Skip to main content

Migrate a Large PostgreSQL Database from Heroku to RDS

Migrate a large PostgreSQL database from Heroku to Amazon RDS using pgcopydb running inside a SleakOps Job, with an optional incremental follow-up to sync new data after the initial load.

info

For databases larger than 20 GB, Heroku recommends forking the database before migrating to avoid impacting production traffic.

Prerequisites

  • A Cluster configured in SleakOps (Cluster docs)
  • An Environment and Project already deployed
  • The destination RDS Dependency created in SleakOps
  • The destination RDS must have at least twice the storage of the source data (e.g., if the source is 400 GB, provision at least 800 GB)
  • Heroku database credentials and connection string

Let's Start

Step 1 — Create a Job in SleakOps

Create a Job using a Postgres image matching your source or target database version. The Job creates a Pod where pgcopydb will run.

tip

Example configuration:

  • Image URL: ghcr.io/dimitri/pgcopydb
  • Image tag: latest
  • Command: /bin/sh -c 'sleep infinity'

Step 2 — Open the Pod terminal

Connect to the terminal of the Pod created by the Job (for example, via Lens).

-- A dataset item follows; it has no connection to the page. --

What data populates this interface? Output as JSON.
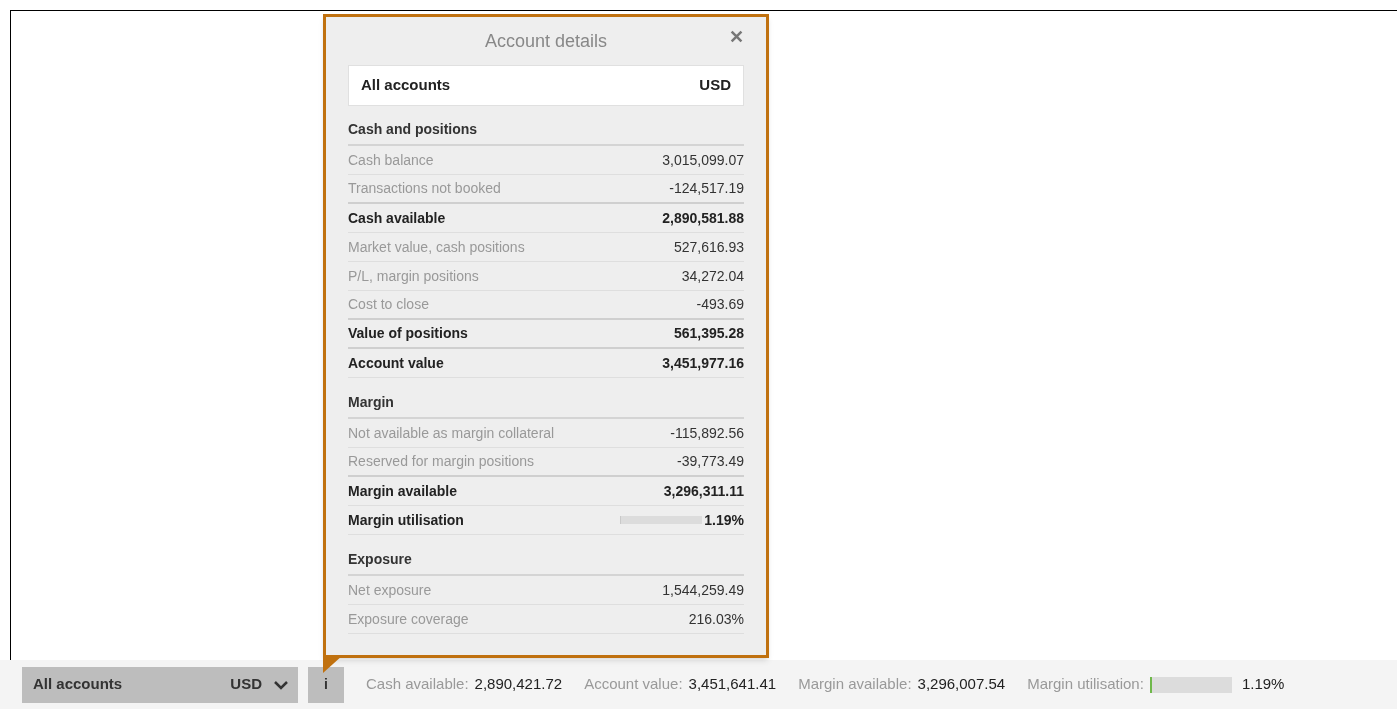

Step 3 — Run the initial migration

Set the source and target connection strings, then run pgcopydb clone:

export PG_SOURCE_URL="postgres://user:pass@host:5432/dbname"
export PG_TARGET_URL="postgres://${USERNAME}:${PASSWORD}@${ADDRESS}:5432/${NAME}?sslmode=require&keepalives=1&keepalives_idle=30"

pgcopydb clone \
--source "$PG_SOURCE_URL" \
--target "$PG_TARGET_URL" \
--jobs N \
--not-consistent \
--no-owner \
--dir /tmp/pgcopydb \
--no-acl

Replace N with the number of parallel workers appropriate for your Pod's CPU.

Step 4 — (Optional) Incremental follow-up migration

Once the initial clone is complete, run a follow-up migration to import any new rows written to the source after the initial load:

cat /tmp/pgcopydb/snapshot.json | jq '.lsn'

pgcopydb follow \
--source "$PG_SOURCE_URL" \
--target "$PG_TARGET_URL" \
--dir /tmp/pgcopydb \
--endpos "OBTAINED_LSN" \
--jobs N

Replace OBTAINED_LSN with the LSN value returned by the first command.